Now, I doubt that I’ll be able to do any of those things. I don’t know if I’ll be able to graduate college—most of the people I know who have POTS were not able to graduate from a four-year, full-time institution like AU. I struggle in all my classes (something I’ve never experienced before), especially with attendance, deadlines, group work, projects that take us off-campus, and finding time when I’m not too weak to do work. Besides the logistical things I must now figure out are the emotional and social problems that come with having an unknown, invisible disorder in a place filled with people who, for the most part, don’t know me or my situation. I feel judged when I have to take the elevator up one floor (I can’t walk up stairs anymore); I feel awkward when I use two chairs in class (one so I can put my feet up—I definitely can’t sit up straight for an hour and fifteen minutes). To strangers, I am that weird kid who is constantly taking her pulse; to casual acquaintances and group project members I am the flake who never comes to class or project meetings; to professors I’m that girl with the crazy-sounding disability.
I certainly no longer plan on studying abroad, which could quite possibly be one the biggest disappointments that goes along with having POTS. My plan to travel to England and be that person who comes back with a fake British accent and a really sexy foreign boyfriend is no longer going to happen. My crazy 20′s are not going to happen either.
My career options are now limited not by my abilities and interests, but my physical capabilities. Anything without stable pay, job security, and no travel is out. Anything that involves standing or any sort of physical labor is out. Anything that involves a ton of schooling or extensive testing (yes, I’m talking about the Bar) is out.

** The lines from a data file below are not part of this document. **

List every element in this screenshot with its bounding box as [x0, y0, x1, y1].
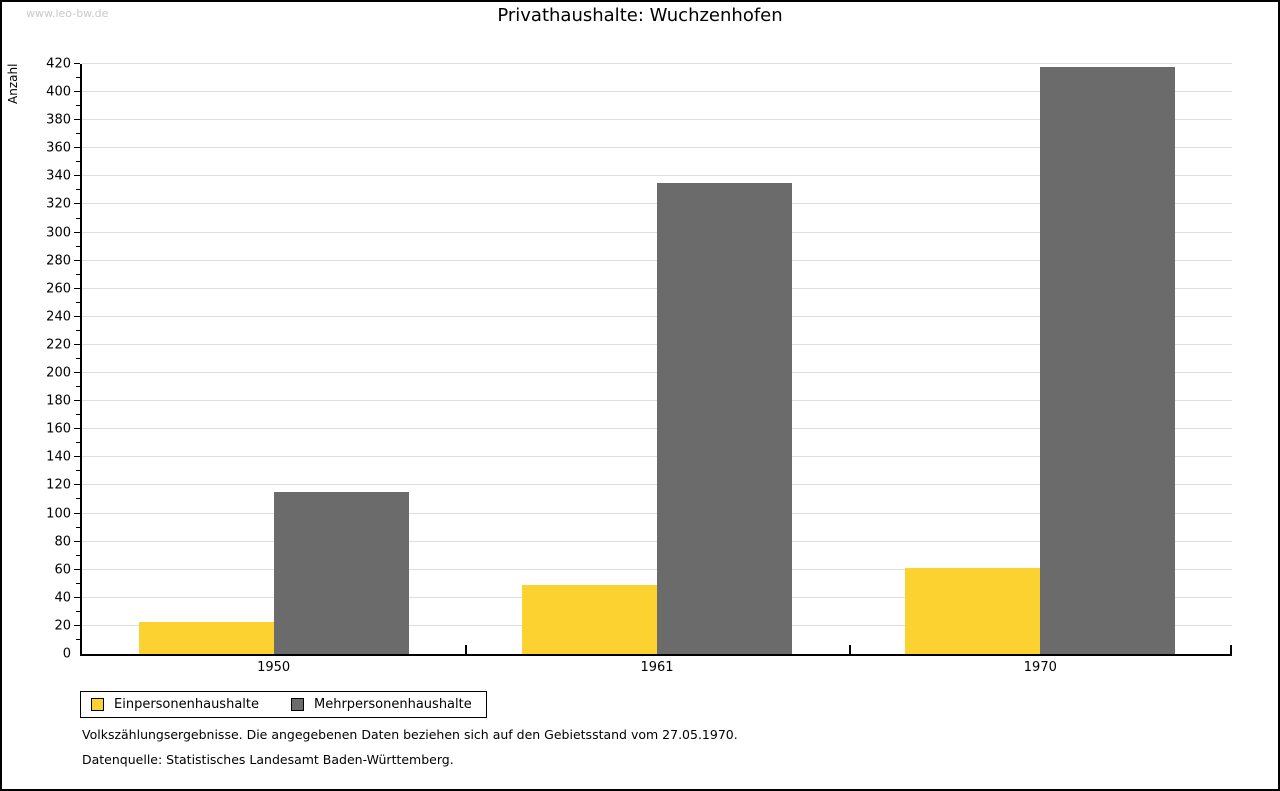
x-tick-label: 1970	[1023, 660, 1057, 675]
y-tick-label: 420	[46, 56, 71, 72]
y-tick	[74, 63, 80, 64]
y-tick	[74, 315, 80, 317]
y-tick-label: 340	[46, 168, 71, 184]
bar-einpersonenhaushalte	[138, 621, 274, 654]
y-minor-tick	[76, 189, 80, 191]
y-minor-tick	[76, 386, 80, 388]
footnote-census-note: Volkszählungsergebnisse. Die angegebenen…	[82, 727, 738, 742]
y-tick	[74, 372, 80, 374]
y-tick	[74, 175, 80, 177]
legend: Einpersonenhaushalte Mehrpersonenhaushalt…	[80, 691, 487, 718]
y-minor-tick	[76, 526, 80, 528]
y-tick	[74, 624, 80, 626]
y-tick	[74, 484, 80, 486]
y-tick-label: 380	[46, 112, 71, 128]
y-tick-label: 180	[46, 393, 71, 409]
chart-title: Privathaushalte: Wuchzenhofen	[497, 5, 783, 26]
legend-item: Mehrpersonenhaushalte	[291, 697, 472, 712]
y-minor-tick	[76, 554, 80, 556]
bar-mehrpersonenhaushalte	[1040, 66, 1176, 654]
y-tick	[74, 343, 80, 345]
bar-mehrpersonenhaushalte	[657, 183, 792, 654]
legend-label: Einpersonenhaushalte	[114, 697, 259, 712]
bar-einpersonenhaushalte	[905, 568, 1041, 654]
y-tick-label: 120	[46, 477, 71, 493]
legend-item: Einpersonenhaushalte	[91, 697, 259, 712]
y-minor-tick	[76, 105, 80, 107]
y-axis-label: Anzahl	[6, 63, 20, 104]
x-tick	[1230, 645, 1232, 654]
y-minor-tick	[76, 273, 80, 275]
x-tick-label: 1961	[640, 660, 674, 675]
y-minor-tick	[76, 582, 80, 584]
y-minor-tick	[76, 245, 80, 247]
footnote-data-source: Datenquelle: Statistisches Landesamt Bad…	[82, 752, 454, 767]
legend-color-swatch	[91, 698, 104, 711]
y-minor-tick	[76, 470, 80, 472]
y-minor-tick	[76, 414, 80, 416]
y-tick-label: 280	[46, 253, 71, 269]
y-tick-label: 200	[46, 365, 71, 381]
y-minor-tick	[76, 329, 80, 331]
y-tick	[74, 512, 80, 514]
y-tick-label: 400	[46, 84, 71, 100]
gridline	[82, 147, 1232, 149]
gridline	[82, 175, 1232, 177]
y-tick-label: 40	[54, 590, 71, 606]
y-tick	[74, 287, 80, 289]
gridline	[82, 119, 1232, 121]
y-tick-label: 260	[46, 281, 71, 297]
y-tick-label: 360	[46, 140, 71, 156]
y-minor-tick	[76, 442, 80, 444]
bar-mehrpersonenhaushalte	[273, 492, 409, 654]
y-tick-label: 320	[46, 196, 71, 212]
y-minor-tick	[76, 498, 80, 500]
y-tick-label: 240	[46, 309, 71, 325]
gridline	[82, 63, 1232, 64]
y-tick	[74, 540, 80, 542]
legend-label: Mehrpersonenhaushalte	[314, 697, 472, 712]
y-tick	[74, 91, 80, 93]
y-tick	[74, 203, 80, 205]
y-tick	[74, 400, 80, 402]
y-tick	[74, 456, 80, 458]
x-tick	[848, 645, 851, 654]
y-tick-label: 80	[54, 534, 71, 550]
y-tick-label: 0	[62, 646, 71, 662]
y-minor-tick	[76, 133, 80, 135]
y-tick-label: 220	[46, 337, 71, 353]
x-axis-line	[80, 654, 1232, 656]
y-axis-line	[80, 64, 82, 654]
y-tick	[74, 147, 80, 149]
y-minor-tick	[76, 77, 80, 79]
y-tick	[74, 231, 80, 233]
watermark: www.leo-bw.de	[26, 7, 109, 20]
y-tick-label: 160	[46, 421, 71, 437]
y-minor-tick	[76, 638, 80, 640]
y-minor-tick	[76, 161, 80, 163]
y-tick-label: 300	[46, 225, 71, 241]
y-minor-tick	[76, 301, 80, 303]
gridline	[82, 91, 1232, 93]
bar-einpersonenhaushalte	[522, 585, 657, 654]
y-tick	[74, 259, 80, 261]
y-tick	[74, 596, 80, 598]
x-tick-label: 1950	[257, 660, 291, 675]
y-tick	[74, 119, 80, 121]
legend-color-swatch	[291, 698, 304, 711]
x-tick	[465, 645, 468, 654]
y-tick	[74, 428, 80, 430]
plot-area: 0 20 40 60 80 100 120 140 160 180 200 220 240 260 280 3…	[46, 57, 1232, 675]
y-tick-label: 20	[54, 618, 71, 634]
y-tick-label: 60	[54, 562, 71, 578]
y-minor-tick	[76, 610, 80, 612]
y-tick	[74, 568, 80, 570]
y-minor-tick	[76, 358, 80, 359]
y-tick-label: 140	[46, 449, 71, 465]
y-minor-tick	[76, 217, 80, 219]
y-tick-label: 100	[46, 506, 71, 522]
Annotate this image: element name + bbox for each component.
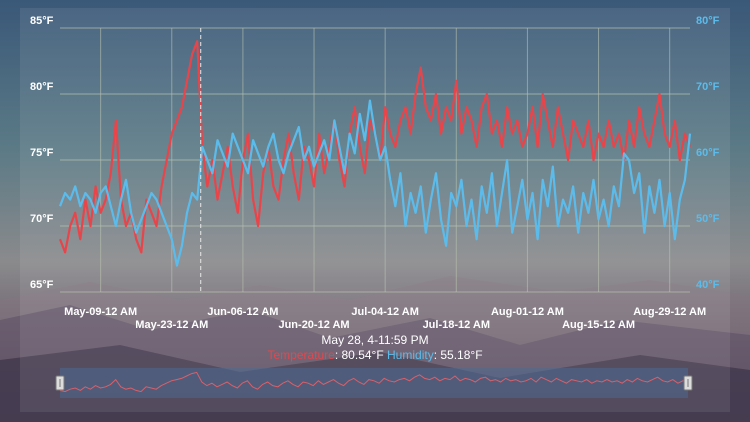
- series-line-humidity: [58, 99, 692, 267]
- tooltip-temp-value: : 80.54°F: [334, 348, 384, 362]
- x-tick: May-09-12 AM: [64, 306, 137, 318]
- y-right-tick: 80°F: [696, 15, 720, 27]
- x-tick: Aug-01-12 AM: [491, 306, 564, 318]
- series-line-temperature: [58, 40, 692, 254]
- x-tick: Aug-15-12 AM: [562, 319, 635, 331]
- y-right-tick: 70°F: [696, 81, 720, 93]
- y-left-tick: 80°F: [30, 81, 54, 93]
- y-left-tick: 75°F: [30, 147, 54, 159]
- x-tick: Aug-29-12 AM: [633, 306, 706, 318]
- y-right-tick: 40°F: [696, 279, 720, 291]
- tooltip-date: May 28, 4-11:59 PM: [321, 333, 429, 347]
- y-left-tick: 65°F: [30, 279, 54, 291]
- navigator-line: [59, 371, 689, 393]
- y-right-tick: 50°F: [696, 213, 720, 225]
- y-left-tick: 85°F: [30, 15, 54, 27]
- tooltip-temp-label: Temperature: [267, 348, 335, 362]
- x-tick: Jul-04-12 AM: [351, 306, 418, 318]
- y-left-tick: 70°F: [30, 213, 54, 225]
- navigator-range: [60, 368, 688, 398]
- tooltip-hum-value: : 55.18°F: [433, 348, 483, 362]
- y-right-tick: 60°F: [696, 147, 720, 159]
- tooltip-values: Temperature: 80.54°F Humidity: 55.18°F: [0, 348, 750, 362]
- x-tick: Jun-20-12 AM: [278, 319, 349, 331]
- tooltip-hum-label: Humidity: [387, 348, 434, 362]
- x-tick: Jun-06-12 AM: [207, 306, 278, 318]
- x-tick: Jul-18-12 AM: [423, 319, 490, 331]
- x-tick: May-23-12 AM: [135, 319, 208, 331]
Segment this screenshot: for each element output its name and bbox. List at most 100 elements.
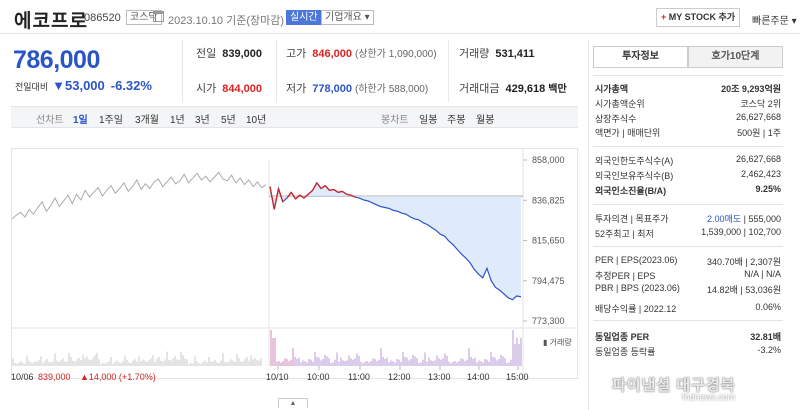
info-label: 외국인소진율(B/A): [595, 186, 667, 196]
change-value: ▼53,000: [52, 78, 105, 93]
intraday-up-segment: [337, 190, 343, 193]
prev-close-value: 839,000: [222, 48, 263, 60]
info-value: 코스닥 2위: [740, 99, 781, 109]
intraday-up-segment: [320, 185, 326, 190]
tab-monthly[interactable]: 월봉: [476, 115, 495, 126]
info-label: 시가총액순위: [595, 99, 645, 109]
info-label: 액면가 | 매매단위: [595, 128, 661, 138]
tab-10year[interactable]: 10년: [246, 115, 267, 126]
prev-day-line: [11, 171, 267, 220]
x-tick-label: 10:00: [307, 372, 330, 382]
stock-code: 086520: [84, 12, 121, 24]
info-row: 시가총액 20조 9,293억원: [595, 82, 781, 95]
fast-order-button[interactable]: 빠른주문 ▾: [752, 16, 797, 27]
tab-3year[interactable]: 3년: [195, 115, 210, 126]
intraday-up-segment: [286, 191, 292, 199]
volume-label: 거래량: [459, 48, 490, 60]
tab-orderbook[interactable]: 호가10단계: [688, 46, 783, 68]
info-label: PBR | BPS (2023.06): [595, 283, 680, 293]
open-label: 시가: [196, 83, 217, 95]
y-tick-label: 773,300: [532, 316, 565, 326]
info-value: 14.82배 | 53,036원: [707, 285, 781, 295]
info-row: 외국인보유주식수(B) 2,462,423: [595, 169, 781, 182]
trade-value-unit: 백만: [548, 84, 567, 95]
intraday-up-segment: [295, 194, 301, 200]
intraday-up-segment: [341, 190, 347, 195]
tab-3month[interactable]: 3개월: [135, 115, 159, 126]
tab-daily[interactable]: 일봉: [419, 115, 438, 126]
tab-1day[interactable]: 1일: [73, 115, 88, 126]
info-row: 52주최고 | 최저 1,539,000 | 102,700: [595, 227, 781, 240]
chart-expand-button[interactable]: ▲: [278, 398, 308, 408]
y-tick-label: 836,825: [532, 195, 565, 205]
info-divider: [593, 75, 783, 76]
info-label: PER | EPS(2023.06): [595, 255, 678, 265]
watermark-logo: 파이낸셜 대구경북: [612, 377, 736, 394]
stock-name: 에코프로: [14, 11, 88, 32]
tab-invest-info[interactable]: 투자정보: [593, 46, 688, 68]
volume-label: ▮ 거래량: [543, 337, 572, 347]
info-row: PER | EPS(2023.06) 340.70배 | 2,307원: [595, 255, 781, 268]
intraday-up-segment: [329, 188, 334, 192]
tab-1week[interactable]: 1주일: [99, 115, 123, 126]
intraday-up-segment: [277, 188, 284, 203]
tab-1year[interactable]: 1년: [170, 115, 185, 126]
price-chart[interactable]: 858,000 836,825 815,650 794,475 773,300 ▮ 거래량…: [11, 148, 578, 383]
info-value: 500원 | 1주: [737, 128, 781, 138]
y-tick-label: 794,475: [532, 276, 565, 286]
low-label: 저가: [286, 83, 307, 95]
intraday-up-segment: [303, 193, 309, 199]
info-label: 동일업종 등락률: [595, 347, 656, 357]
change-pct: -6.32%: [110, 78, 152, 93]
x-tick-label: 10/10: [266, 372, 289, 382]
info-row: 투자의견 | 목표주가 2.00매도 | 555,000: [595, 212, 781, 225]
info-value: 26,627,668: [735, 154, 781, 164]
info-value: 2.00매도 | 555,000: [707, 214, 781, 224]
divider: [448, 40, 449, 102]
intraday-up-segment: [311, 182, 318, 191]
info-row: 시가총액순위 코스닥 2위: [595, 97, 781, 110]
x-tick-label: 12:00: [388, 372, 411, 382]
intraday-up-segment: [350, 194, 356, 198]
info-value: N/A | N/A: [744, 269, 781, 279]
trade-value: 429,618: [505, 83, 546, 95]
info-row: 배당수익률 | 2022.12 0.06%: [595, 302, 781, 315]
add-mystock-button[interactable]: + MY STOCK 추가: [656, 8, 740, 27]
tab-weekly[interactable]: 주봉: [447, 115, 466, 126]
info-value: 32.81배: [750, 332, 781, 342]
info-value: 0.06%: [755, 302, 781, 312]
change-label: 전일대비: [15, 82, 49, 92]
live-tag[interactable]: 실시간: [286, 10, 322, 25]
low-value: 778,000: [312, 83, 353, 95]
info-value: 26,627,668: [735, 112, 781, 122]
price-chart-svg[interactable]: 858,000 836,825 815,650 794,475 773,300 ▮ 거래량…: [11, 148, 578, 383]
intraday-area: [270, 182, 521, 300]
info-divider: [593, 246, 783, 247]
tab-5year[interactable]: 5년: [221, 115, 236, 126]
info-row: 외국인소진율(B/A) 9.25%: [595, 184, 781, 197]
info-row: 액면가 | 매매단위 500원 | 1주: [595, 126, 781, 139]
x-tick-label: 15:00: [506, 372, 529, 382]
intraday-up-segment: [333, 188, 339, 193]
calendar-icon: [153, 11, 164, 22]
info-label: 동일업종 PER: [595, 332, 650, 342]
trade-value-label: 거래대금: [459, 83, 500, 95]
x-tick-label: 11:00: [348, 372, 370, 382]
info-label: 추정PER | EPS: [595, 271, 656, 281]
current-price: 786,000: [13, 46, 100, 74]
upper-limit: (상한가 1,090,000): [355, 49, 437, 60]
period-tabs: 선차트 1일 1주일 3개월 1년 3년 5년 10년 봉차트 일봉 주봉 월봉: [11, 106, 578, 128]
divider: [276, 40, 277, 102]
intraday-up-segment: [316, 182, 322, 189]
high-value: 846,000: [312, 48, 353, 60]
company-overview-button[interactable]: 기업개요 ▾: [321, 10, 374, 25]
info-label: 외국인한도주식수(A): [595, 156, 674, 166]
info-value: 9.25%: [755, 184, 781, 194]
volume-value: 531,411: [495, 48, 535, 60]
lower-limit: (하한가 588,000): [355, 84, 429, 95]
watermark-url: fndnews.com: [682, 392, 736, 402]
intraday-up-segment: [307, 189, 313, 195]
info-divider: [593, 146, 783, 147]
info-value: 20조 9,293억원: [721, 84, 781, 94]
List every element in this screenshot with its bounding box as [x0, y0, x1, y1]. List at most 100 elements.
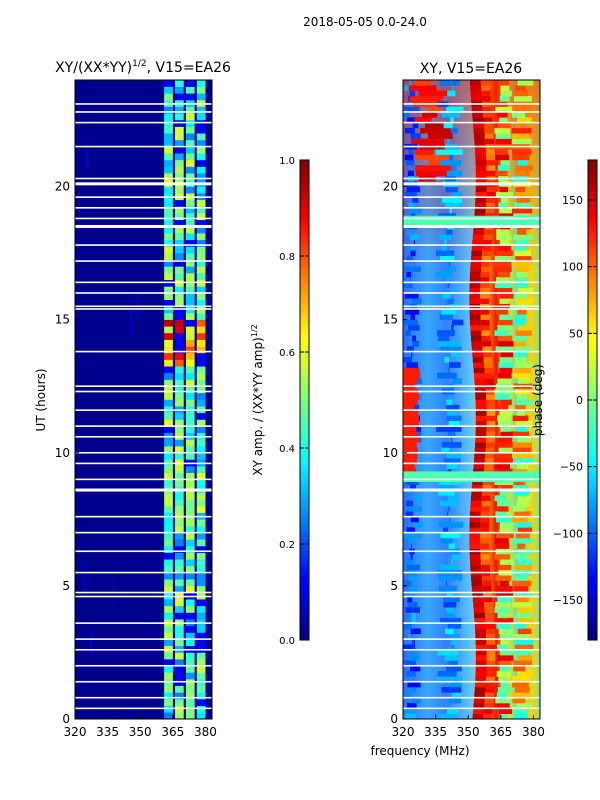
phase-cell	[413, 261, 415, 267]
phase-cell	[485, 623, 495, 629]
phase-cell	[514, 458, 534, 464]
phase-cell	[486, 644, 496, 651]
phase-cell	[486, 404, 496, 411]
phase-cell	[486, 676, 495, 683]
phase-cell	[481, 85, 490, 91]
phase-cell	[469, 287, 481, 294]
phase-cell	[500, 521, 514, 528]
phase-gap-line	[403, 390, 540, 393]
phase-cell	[475, 426, 487, 432]
phase-cell	[404, 85, 414, 91]
amplitude-cell	[196, 446, 206, 454]
phase-cell	[450, 117, 454, 123]
phase-cell	[517, 559, 533, 565]
amplitude-cell	[185, 80, 195, 87]
phase-cell	[446, 415, 462, 422]
phase-cell	[494, 282, 512, 288]
phase-cell	[409, 95, 443, 102]
amplitude-cell	[185, 439, 195, 447]
phase-cell	[436, 676, 463, 683]
phase-y-tick-label: 0	[390, 712, 398, 726]
amplitude-cell	[185, 625, 195, 633]
amplitude-cell	[164, 612, 173, 620]
phase-cell	[469, 532, 481, 539]
phase-cell	[481, 266, 490, 272]
phase-cell	[511, 681, 529, 688]
phase-cell	[483, 356, 493, 363]
phase-cell	[486, 399, 496, 406]
phase-cell	[403, 394, 420, 400]
phase-cell	[496, 644, 509, 651]
amplitude-cell	[185, 639, 195, 647]
phase-cell	[403, 692, 411, 698]
phase-cell	[445, 607, 454, 613]
phase-cell	[514, 85, 526, 91]
phase-cell	[439, 80, 460, 86]
phase-gap-line	[403, 638, 540, 640]
phase-cell	[517, 410, 526, 416]
amplitude-noise-cell	[112, 577, 114, 605]
phase-cell	[439, 617, 462, 624]
amplitude-gap-line	[75, 478, 212, 481]
phase-cell	[471, 340, 483, 347]
amplitude-cell	[175, 426, 184, 434]
phase-cell	[406, 500, 414, 507]
phase-cell	[475, 431, 487, 438]
phase-cell	[404, 127, 415, 134]
phase-cell	[483, 111, 492, 118]
amplitude-cell	[185, 446, 195, 454]
phase-gap-line	[403, 305, 540, 308]
amplitude-gap-line	[75, 385, 212, 387]
phase-cell	[473, 229, 485, 235]
amplitude-gap-line	[75, 488, 212, 492]
phase-cell	[438, 521, 464, 528]
phase-cell	[449, 207, 452, 214]
amplitude-cell	[175, 233, 184, 241]
phase-cell	[451, 633, 460, 640]
amplitude-colorbar-tick-label: 0.8	[279, 252, 295, 263]
phase-cell	[470, 90, 482, 97]
amplitude-cell	[164, 119, 173, 127]
phase-cell	[441, 197, 463, 203]
phase-cell	[486, 159, 496, 166]
phase-cell	[413, 239, 415, 246]
phase-cell	[500, 197, 509, 203]
phase-gap-line	[403, 385, 540, 387]
phase-cell	[407, 117, 421, 123]
phase-cell	[473, 463, 485, 470]
amplitude-gap-line	[75, 224, 212, 228]
phase-cell	[485, 617, 495, 624]
phase-cell	[422, 111, 438, 118]
phase-cell	[475, 671, 487, 677]
amplitude-y-tick-label: 5	[62, 579, 70, 593]
phase-cell	[406, 527, 415, 533]
phase-cell	[474, 207, 486, 214]
amplitude-cell	[164, 705, 173, 713]
amplitude-cell	[196, 206, 206, 214]
phase-gap-line	[403, 488, 540, 492]
amplitude-cell	[164, 352, 173, 360]
amplitude-gap-line	[75, 196, 212, 198]
phase-cell	[486, 655, 496, 661]
amplitude-cell	[196, 625, 206, 633]
phase-cell	[469, 319, 481, 326]
phase-cell	[418, 90, 448, 97]
phase-cell	[436, 426, 462, 432]
amplitude-cell	[185, 659, 195, 667]
amplitude-cell	[164, 253, 173, 261]
phase-cell	[415, 80, 431, 86]
amplitude-cell	[164, 326, 173, 334]
amplitude-gap-line	[75, 182, 212, 186]
phase-cell	[495, 601, 510, 608]
phase-gap-line	[403, 217, 540, 220]
amplitude-cell	[185, 166, 195, 174]
amplitude-cell	[164, 80, 173, 87]
phase-cell	[486, 660, 496, 667]
phase-cell	[494, 553, 511, 560]
amplitude-cell	[185, 86, 195, 94]
amplitude-cell	[196, 346, 206, 354]
amplitude-cell	[185, 306, 195, 314]
amplitude-x-tick-label: 320	[64, 725, 87, 739]
phase-cell	[517, 426, 527, 432]
amplitude-gap-line	[75, 696, 212, 699]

I’ve been dealing with POTS for about 9 months now, and this time has mostly been spent in mourning for the life I could’ve had, adjusting to this new situation, and learning about this condition and how it affects me. Now, I’m trying to rebuild the pieces of my life that have fallen apart with POTS. I’m hanging out with my friends and helping them understand how our relationship will be different; I’m working towards a degree in Communications, even if it will take me a few more years than expected; I’m finding extra-circulars that I can manage (thank you, Eagle, for having student bloggers!); I’ll be attending a job fair hosted by Disability Services in a few weeks to try and find an internship that will work for me.
Each day I live with POTS, I learn something new about myself, the people around me, and the world as a whole. I have realized how kind people can be, and reversely, how insensitive they can be. I’ve started to see how hard it is to live in a non-disability friendly world for people with disabilities. As for what I learned about myself, well, I’ve learned that a POTS downswing can be the perfect time to learn the lyrics to the Fresh Prince theme song—a skill I now show off to all my friends. I’ve learned how to pass the time when I’m stuck in bed all day, and I now have excellent taste in television—something I’ll be sure to talk about in this blog.
I hope for this blog to be a way for me to document my struggles, triumphs, thoughts, and—of course—TV recommendations as I continue my journey with POTS, reworking my identity and figuring out where to go from here.